There are many potential ways to assess whether results will replicate. We propose a simple, black-box, statistical approach, which is deliberately automated in order to require little subjective peer judgment and to minimize costs. This approach leverages the hard work of several recent multi-investigator teams who performed direct replications of experiments in psychology and economics [2, 7, 28, 29]. Based on these actual replications, we fit statistical models to predict replication and analyze which objective features of studies are associated with replicability.
We have 131 direct replications in our dataset. Each can be judged categorically by whether it replicated or not, by a pre-announced binary statistical criterion. The degree of replication can also be judged on a continuous numerical scale, by the size of the effect estimated in the replication compared to the size of the effect in the original study. As binary criterion, we call replications with significant (p ≤ 0.05) effects in the same direction as the original study successful. For the continuous measure, we study the ratio of effect sizes, standardized to correlation coefficients. Our method uses machine learning to predict outcomes and identify the characteristics of study-replication pairs that can best explain the observed replication results [30–33].
We divide the objective features of the original experiment into two classes. The first contains the statistical design properties and outcomes: among these features we have sample size, the effect size and p-value originally measured, and whether a finding is an effect of one variable or an interaction between multiple variables. The second class is the descriptive aspects of the original study which go beyond statistics: these features include how often a published paper has been cited and the number and past success of authors, but also how subjects were compensated. Furthermore, since our model is designed to predict the outcome of specific replication attempts we also include similar properties about the replication that were known beforehand. We also include variables that characterize the difference between the original and replication experiments—such as whether they were conducted in the same country or used the same pool of subjects. See S1 Table for a complete list of variables, and S2 Table for summary statistics.
The statistical and descriptive features are objective.
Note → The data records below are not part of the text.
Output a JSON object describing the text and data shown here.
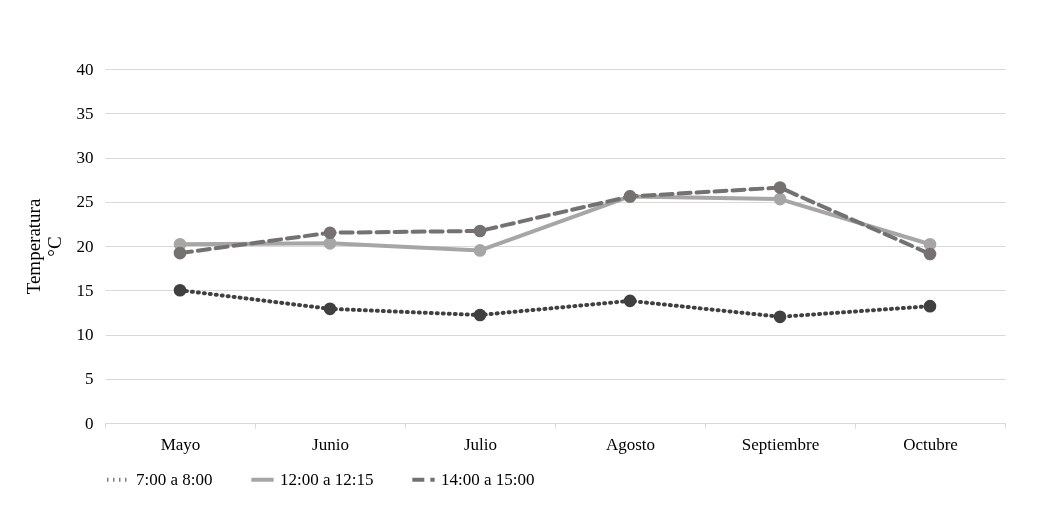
{
  "chart_data": {
    "type": "line",
    "ylabel": "Temperatura °C",
    "categories": [
      "Mayo",
      "Junio",
      "Julio",
      "Agosto",
      "Septiembre",
      "Octubre"
    ],
    "series": [
      {
        "name": "7:00 a 8:00",
        "color": "#404040",
        "line_style": "dotted",
        "values": [
          15,
          12.9,
          12.2,
          13.8,
          12,
          13.2
        ]
      },
      {
        "name": "12:00 a 12:15",
        "color": "#a6a6a6",
        "line_style": "solid",
        "values": [
          20.2,
          20.3,
          19.5,
          25.6,
          25.3,
          20.2
        ]
      },
      {
        "name": "14:00 a 15:00",
        "color": "#767171",
        "line_style": "dashed",
        "values": [
          19.2,
          21.5,
          21.7,
          25.6,
          26.6,
          19.1
        ]
      }
    ],
    "ylim": [
      0,
      40
    ],
    "yticks": [
      0,
      5,
      10,
      15,
      20,
      25,
      30,
      35,
      40
    ],
    "grid": "y",
    "legend": "bottom",
    "marker": "circle"
  }
}
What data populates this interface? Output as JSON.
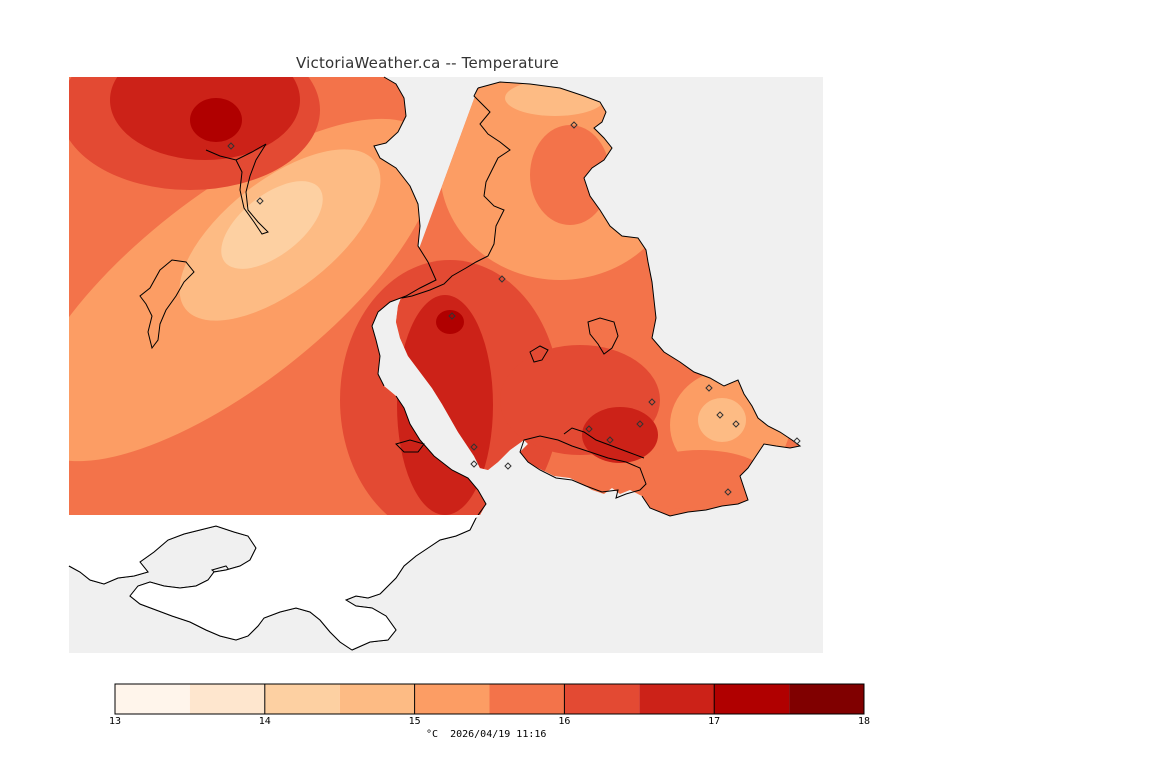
{
  "title": "VictoriaWeather.ca -- Temperature",
  "colors": {
    "water": "#f0f0f0",
    "land_outside": "#ffffff",
    "bins": [
      "#fff5eb",
      "#fee6ce",
      "#fdd0a2",
      "#fdbb84",
      "#fc9d64",
      "#f3734a",
      "#e34a33",
      "#cc2218",
      "#b00000",
      "#800000"
    ]
  },
  "colorbar": {
    "min": 13,
    "max": 18,
    "step": 0.5,
    "tick_labels": [
      "13",
      "14",
      "15",
      "16",
      "17",
      "18"
    ]
  },
  "footer": "°C  2026/04/19 11:16",
  "stations_count_note": ""
}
In addition, for a sample of 55 of the study-replication pairs we also have measures of subjective beliefs of peer scientists about how likely a replication attempt was to result in a categorical Yes/No replication, on a 0-100% scale, based on survey responses and prediction market prices [1, 2]. Market participants in these studies predicted replication with an accuracy of 65.5% (assuming that market prices reflect replication probabilities [34] and using a decision threshold of 0.5).
Our proposed model should be seen as a proof-of-concept. It is fitted on an arguably too small data set with an indiscriminately selected feature set. Still, its performance is on par with the predictions of professionals, hinting at a promising future for the use of statistical tools in the evaluation of replicability.